It’s Thursday evening. I’m usually 45 minutes into my Anthropology of Media class, but I was given a welcome gift of having my class cancelled. While I regret the illness of the professor which caused the cancellation, the unplanned-for bit of space/time allowed me to go and do a good food shopping. I’ve been running on empty all week because of the non-stop work schedule, which includes copious amounts of reading for this class. I’ve been eating take-out for days and days!
As I was putting away the fresh food, I discovered a bag of brussel sprouts. It’s what was left of a big stalk of them I’d bought at the last of the season’s pop-up farmers’ market that comes each Wednesday from May to early November. The brussel sprouts needed cooking and so, as I write this, I’m roasting them and they’ll be the centerpiece of a dinner whose other parts I have yet to devise!
The farmers’ market sets up in the little playground I used to take my now 30-something kids to when they were toddlers. My neighborhood, which I love for its urban beauty and relative quiet, has many such reminders of the passage of time and the stages of life. This very park is the one where my mother enjoyed sitting when she could still be social; and which she could look out on from her kitchen window — watching the kids playing. She loved that kitchen window. Now someone else’s mom has taken up her position there. A good legacy, I hope.

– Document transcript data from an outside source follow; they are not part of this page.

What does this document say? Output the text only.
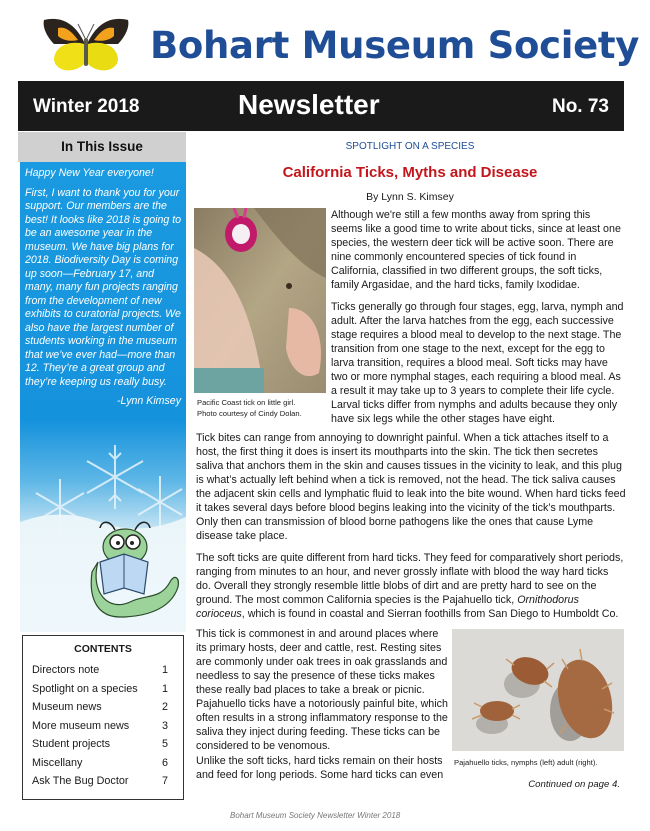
Bohart Museum Society
Winter 2018	Newsletter	No. 73
In This Issue

Happy New Year everyone!

First, I want to thank you for your support. Our members are the best! It looks like 2018 is going to be an awesome year in the museum. We have big plans for 2018. Biodiversity Day is coming up soon—February 17, and many, many fun projects ranging from the development of new exhibits to curatorial projects. We also have the largest number of students working in the museum that we’ve ever had—more than 12. They’re a great group and they’re keeping us really busy.

-Lynn Kimsey

CONTENTS
Directors note	1
Spotlight on a species 1
Museum news	2
More museum news	3
Student projects	5
Miscellany	6
Ask The Bug Doctor	7
SPOTLIGHT ON A SPECIES
California Ticks, Myths and Disease
By Lynn S. Kimsey
Pacific Coast tick on little girl.
Photo courtesy of Cindy Dolan.

Although we're still a few months away from spring this seems like a good time to write about ticks, since at least one species, the western deer tick will be active soon. There are nine commonly encountered species of tick found in California, classified in two different groups, the soft ticks, family Argasidae, and the hard ticks, family Ixodidae.

Ticks generally go through four stages, egg, larva, nymph and adult. After the larva hatches from the egg, each successive stage requires a blood meal to develop to the next stage. The transition from one stage to the next, except for the egg to larva transition, requires a blood meal. Soft ticks may have two or more nymphal stages, each requiring a blood meal. As a result it may take up to 3 years to complete their life cycle. Larval ticks differ from nymphs and adults because they only have six legs while the other stages have eight.

Tick bites can range from annoying to downright painful. When a tick attaches itself to a host, the first thing it does is insert its mouthparts into the skin. The tick then secretes saliva that anchors them in the skin and causes tissues in the vicinity to leak, and this plug is what’s actually left behind when a tick is removed, not the head. The tick saliva causes the adjacent skin cells and lymphatic fluid to leak into the bite wound. When hard ticks feed it takes several days before blood begins leaking into the vicinity of the tick’s mouthparts. Only then can transmission of blood borne pathogens like the ones that cause Lyme disease take place.

The soft ticks are quite different from hard ticks. They feed for comparatively short periods, ranging from minutes to an hour, and never grossly inflate with blood the way hard ticks do. Overall they strongly resemble little blobs of dirt and are pretty hard to see on the ground. The most common California species is the Pajahuello tick, Ornithodorus corioceus, which is found in coastal and Sierran foothills from San Diego to Humboldt Co.

This tick is commonest in and around places where its primary hosts, deer and cattle, rest. Resting sites are commonly under oak trees in oak grasslands and needless to say the presence of these ticks makes these really bad places to take a break or picnic. Pajahuello ticks have a notoriously painful bite, which often results in a strong inflammatory response to the saliva they inject during feeding. These ticks can be considered to be venomous.

Unlike the soft ticks, hard ticks remain on their hosts and feed for long periods. Some hard ticks can even

Pajahuello ticks, nymphs (left) adult (right).
Continued on page 4.
Bohart Museum Society Newsletter Winter 2018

Will my mother’s death ever stop puzzling me? On my next birthday — at the end of November, it will be 6 months to the day she died. It will be the first birthday I’ve ever had without her in the world. Not that I’ve spent each one of my soon to be 67 birthdays in her presence, but it means something to me — this first one, out here on my own. There’ll be many firsts in the 12 months following her death. Thanksgiving, Chanukah, New Year’s Eve, and oh yes, Mothers’ Day.
Mama, c. 1954
I don’t remember a time when I wasn’t sad or angry at how it felt like she never loved me, how I always seemed to be disappointing her, how she was sure I didn’t love her — though I did. So here’s the puzzling thing: as my brussel sprouts roast, as this early darkness turns to night, as I wonder what else I’ll have for my dinner, I notice that my heart hurts and that I miss my mother, who loved brussel sprouts and probably, in her fashion, loved me.
I think perhaps missing the woman who birthed me shouldn’t come as such a big surprise. Her body housed my body. I suspect that that right there is a forever-and-ever bond that psychotherapy doesn’t really need to “fix.” Even if our lives together went badly from my very first breath, here I am nearly 7 decades on, relatively healthy, with wonderful kids, friends, and talents. Somewhere, being grateful for my life got lost in a shuffle of what it seemed she wanted in return for giving me that life. But I am grateful. And I love her. And it’s puzzling.
My prayer is that Mother-love becomes simple for me and for so many others who struggle with it; may we be able to simply honor these beings who gave us birth — whether they raised us well or not, whether they raised us at all. I mean to walk the rest of my days in a way that honors the memory of my mother. May she rest in peace, if there’s a place of awareness where she is now, may she feel my love for her.